HC231H - Music and Politics (Spring/2024)

Professor: Anita Chari

4.00 credits

  • CRN 32029: Monday & Wednesday, 8:30-9:50am @ CHA 201

How does music relate to politics and power in social movements, subcultures, and the marketplace? This course will explore the relationship of music to politics, primarily in the US context. We will read about, write about, and listen to music from across genres and political moments including labor and civil rights songs, blues, R&B, hip hop, and pop, and we will look at the political contexts in which these forms of music are produced, performed, and consumed.  We will be asking questions about what is political about music of these various musical styles and from diverse historical periods.  We will not focus solely on music produced as an intervention into particular political movements, though we will look at examples of this kind (music from the American civil rights movement, for example). Instead, we look at how music of any and every kind is involved in the production of subjectivity, how changing formats of sound production and technology affect our sensory capacities as social and political subjects, how music structures collectivity, and how the relationship between form and content in music can be analyzed in ways that are useful for social and political critique.  Our interests here are in the “micropolitics” of music. Above all, we will be learning tools for listening to music more deeply, so that we can have a more profound understanding of the ways that music impacts us and moves us, whether that be to action, inaction, political struggle, complacency, or emotion.
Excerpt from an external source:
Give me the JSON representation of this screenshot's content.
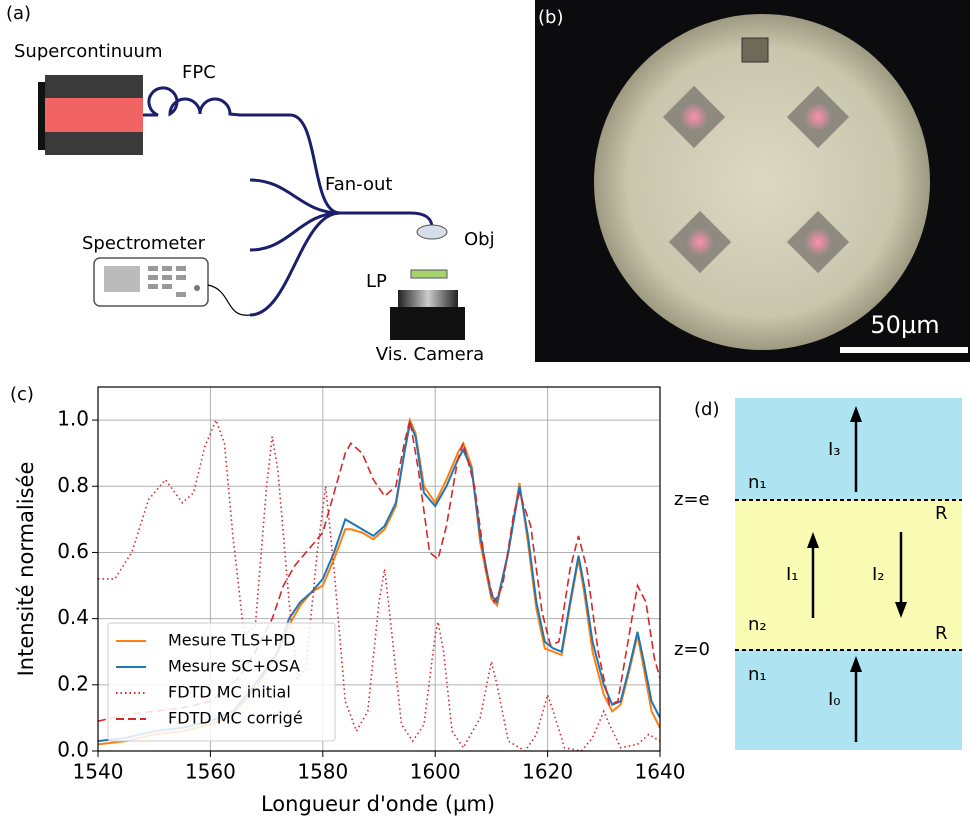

This course uses concepts from the subfield of Political Theory to interrogate the relationship between music and politics.  Such concepts include: commodity fetishism, consciousness, political universality, class, race, gender, democracy, subjectivity, the polis, and micropolitics. In the process of learning about music and politics, largely in the context of 20th century American politics, you will therefore also be exposed to some of the fundamental concepts used in the subfield of Political Theory.